Comments by Herb Sorensen

This is a subject that is very near and dear to my heart, and I heartily endorse some of the authors comments, and am less enthusiastic about others.  Specifically, I am absolutely committed to observation as the FOUNDATION of science, and consider the hypothesis approach to be more flawed, or possibly inadequate, in very many cases.  I wrote about this recently for something that I will be posting and distributing in the next couple of weeks.  Briefly:

First, a brief excursion into the fundamentals of science, to ground our approach. The foundation of science is observation and measurement. As individuals, we are all subjective, but the world around us is objective, that is, us subjects can share in observing the objects about us. What any one can observe, all can observe. This is the foundation of scientific knowledge. For us to share our knowledge, as well as to expedite our own thinking, we must name objects, and organize things into categories. So we begin with naming five entities, and will proceed with the same approach in naming the component parts of the store.

Next, we are mindful of Lord Kelvin’s admonition that: “If you cannot express your knowledge in numbers, it is of a meager and unsatisfactory sort!” In addition to counting the entities, we will count both the money and shoppers time involved in global retailing, as well as in the various areas of individual stores. For money it is $14 trillion annually; and for time it is something like a quadrillion seconds.

I have spent the past ten years bringing the full force of science to bear on retailing and shopping, a subject where very few real scientists have paid attention, and those who have, have largely looked at a huge subject down a very narrow pipe.  As a scientist, I have always preferred to study subjects that are largely “uninvestigated,” at least from the quantitative approach that I favor.  However, I believe before any hypothesis is formulated, the truth must first be intuited on the basis of massive, organized, unfocused observation.  That is, let reality sweep over you in wave after wave, marinating in “the truth,” as it were.

I realize that in certain branches of science this is more difficult than in others, but any time behavior is involved, this is ideal.  I also have serious reservations about “laboratory” behavioral studies, considering them to be limited to proving only what happens in laboratory conditions.  Rather, I favor “natural” research, studying phenomena in its native environment, where it REALLY happens.
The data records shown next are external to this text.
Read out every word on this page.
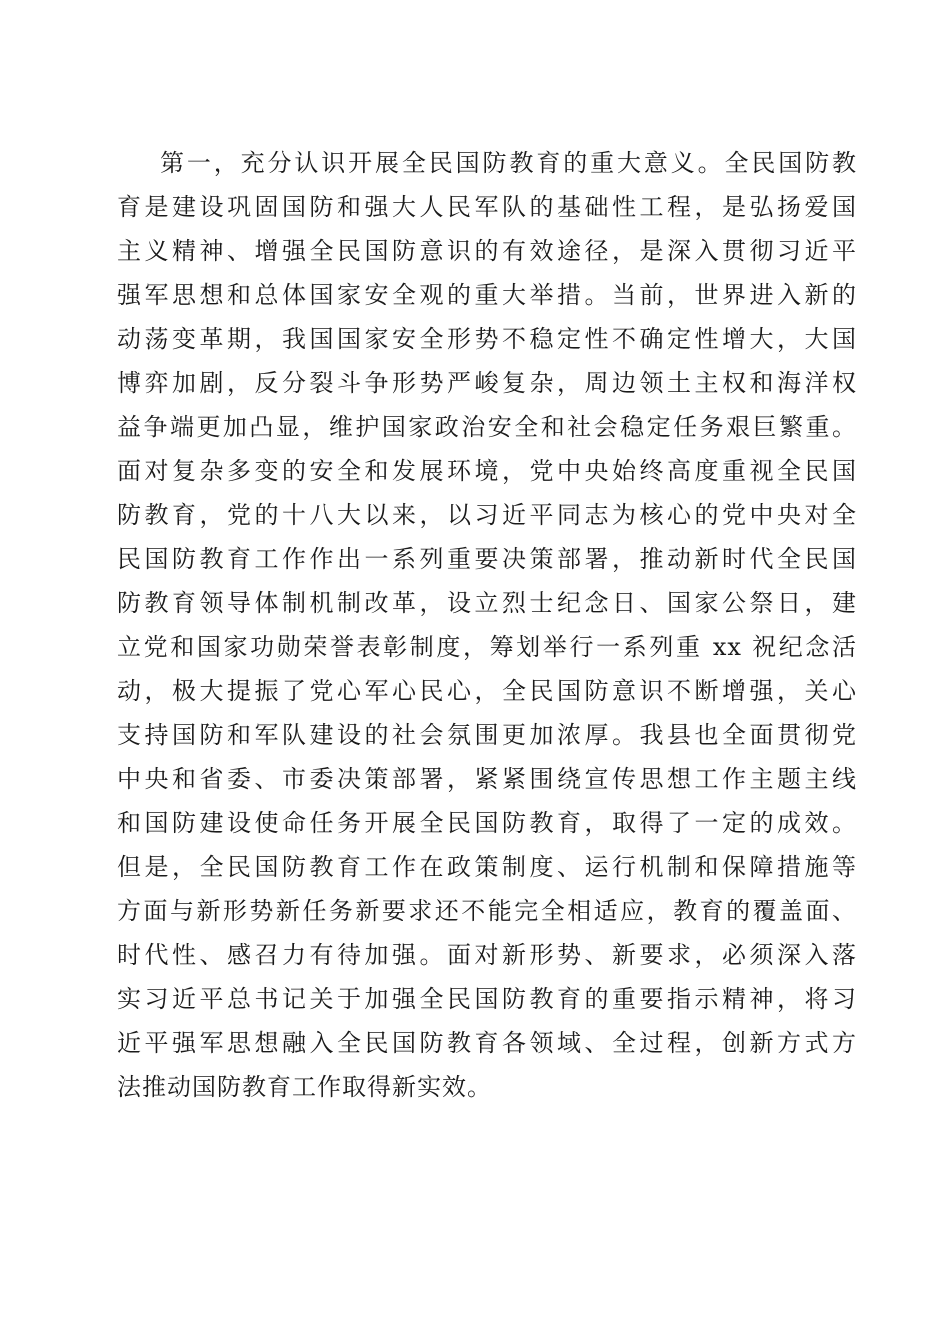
第一，充分认识开展全民国防教育的重大意义。全民国防教
育是建设巩固国防和强大人民军队的基础性工程，是弘扬爱国
主义精神、增强全民国防意识的有效途径，是深入贯彻习近平
强军思想和总体国家安全观的重大举措。当前，世界进入新的
动荡变革期，我国国家安全形势不稳定性不确定性增大，大国
博弈加剧，反分裂斗争形势严峻复杂，周边领土主权和海洋权
益争端更加凸显，维护国家政治安全和社会稳定任务艰巨繁重。
面对复杂多变的安全和发展环境，党中央始终高度重视全民国
防教育，党的十八大以来，以习近平同志为核心的党中央对全
民国防教育工作作出一系列重要决策部署，推动新时代全民国
防教育领导体制机制改革，设立烈士纪念日、国家公祭日，建
立党和国家功勋荣誉表彰制度，筹划举行一系列重 xx 祝纪念活
动，极大提振了党心军心民心，全民国防意识不断增强，关心
支持国防和军队建设的社会氛围更加浓厚。我县也全面贯彻党
中央和省委、市委决策部署，紧紧围绕宣传思想工作主题主线
和国防建设使命任务开展全民国防教育，取得了一定的成效。
但是，全民国防教育工作在政策制度、运行机制和保障措施等
方面与新形势新任务新要求还不能完全相适应，教育的覆盖面、
时代性、感召力有待加强。面对新形势、新要求，必须深入落
实习近平总书记关于加强全民国防教育的重要指示精神，将习
近平强军思想融入全民国防教育各领域、全过程，创新方式方
法推动国防教育工作取得新实效。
Some of the worst and most outrageous frauds on science, even by strictly by-the-book researchers, is hypothesis driven research of laboratory data.  Another is massive analytical engines processing gargantuan data supplies, looking for truths.  As has been noted, an explosion in a print-setting shop could produce the works of Shakespeare.  But the resulting meaning would not derive from the explosion, but from the reader already knowing Shakespeare, and saying, Aha, here’s a perfect rhymed couplet.  These findings from massive analytical engines too often fit into this category – fools looking for the future in the entrails of slaughtered animals.  And finding a truth that is not there, but is some reflection of their own thought patterns.
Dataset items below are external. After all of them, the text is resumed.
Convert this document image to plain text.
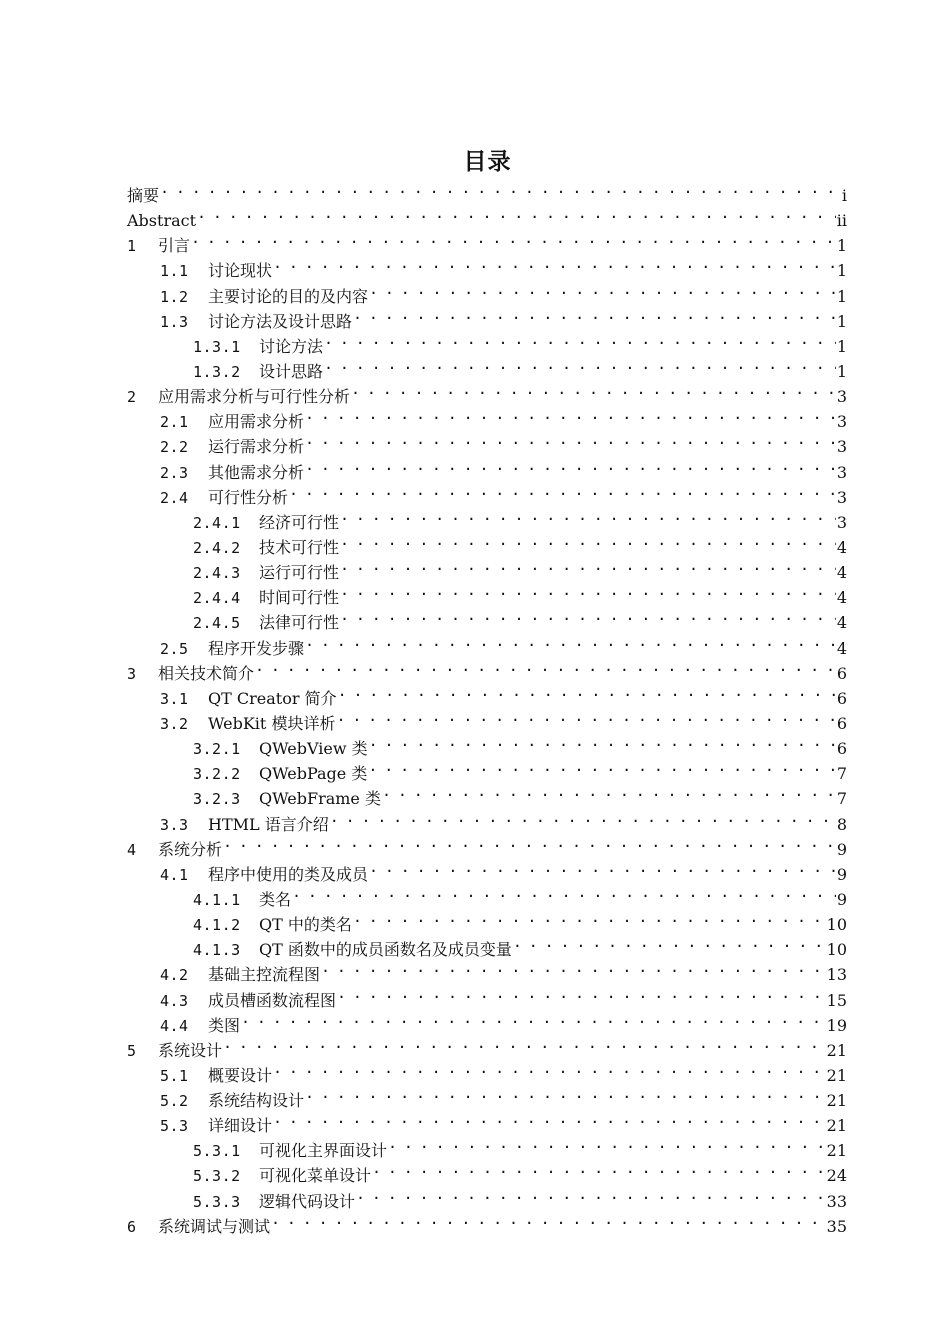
目录
摘要 . . .	i
Abstract . . .	ii
1	引言 . . .	1
1.1	讨论现状 . . .	1
1.2	主要讨论的目的及内容 . . .	1
1.3	讨论方法及设计思路 . . .	1
1.3.1	讨论方法 . . .	1
1.3.2	设计思路 . . .	1
2	应用需求分析与可行性分析 . . .	3
2.1	应用需求分析 . . .	3
2.2	运行需求分析 . . .	3
2.3	其他需求分析 . . .	3
2.4	可行性分析 . . .	3
2.4.1	经济可行性 . . .	3
2.4.2	技术可行性 . . .	4
2.4.3	运行可行性 . . .	4
2.4.4	时间可行性 . . .	4
2.4.5	法律可行性 . . .	4
2.5	程序开发步骤 . . .	4
3	相关技术简介 . . .	6
3.1	QT Creator 简介 . . .	6
3.2	WebKit 模块详析 . . .	6
3.2.1	QWebView 类 . . .	6
3.2.2	QWebPage 类 . . .	7
3.2.3	QWebFrame 类 . . .	7
3.3	HTML 语言介绍 . . .	8
4	系统分析 . . .	9
4.1	程序中使用的类及成员 . . .	9
4.1.1	类名 . . .	9
4.1.2	QT 中的类名 . . .	10
4.1.3	QT 函数中的成员函数名及成员变量 . . .	10
4.2	基础主控流程图 . . .	13
4.3	成员槽函数流程图 . . .	15
4.4	类图 . . .	19
5	系统设计 . . .	21
5.1	概要设计 . . .	21
5.2	系统结构设计 . . .	21
5.3	详细设计 . . .	21
5.3.1	可视化主界面设计 . . .	21
5.3.2	可视化菜单设计 . . .	24
5.3.3	逻辑代码设计 . . .	33
6	系统调试与测试 . . .	35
I’ve outlined my own approach in that brief quote above.  But to put a little more context to it, my research is ordinarily of the Jim Bridger or Lewis & Clark variety – first to survey a vast domain.  This means that I owe some debt to those who will follow to accurately record what I am seeing, and to first create the paradigm through which I see the world, to aid those who follow in seeing the same world.  I create maps, and try to understand the relations among the animals, forests, streams, etc.  With enough observation, I know that nature may have hidden some things from me, and I will produce “Picasso” images distorted by my own perceptions, but in the end, posterity will judge the usefulness of the maps and plans I have produced.  I am not the most careful or accurate surveyor.  But my work is “good enough” to serve as are liable guide to future more accurate and in depth work, by others to come.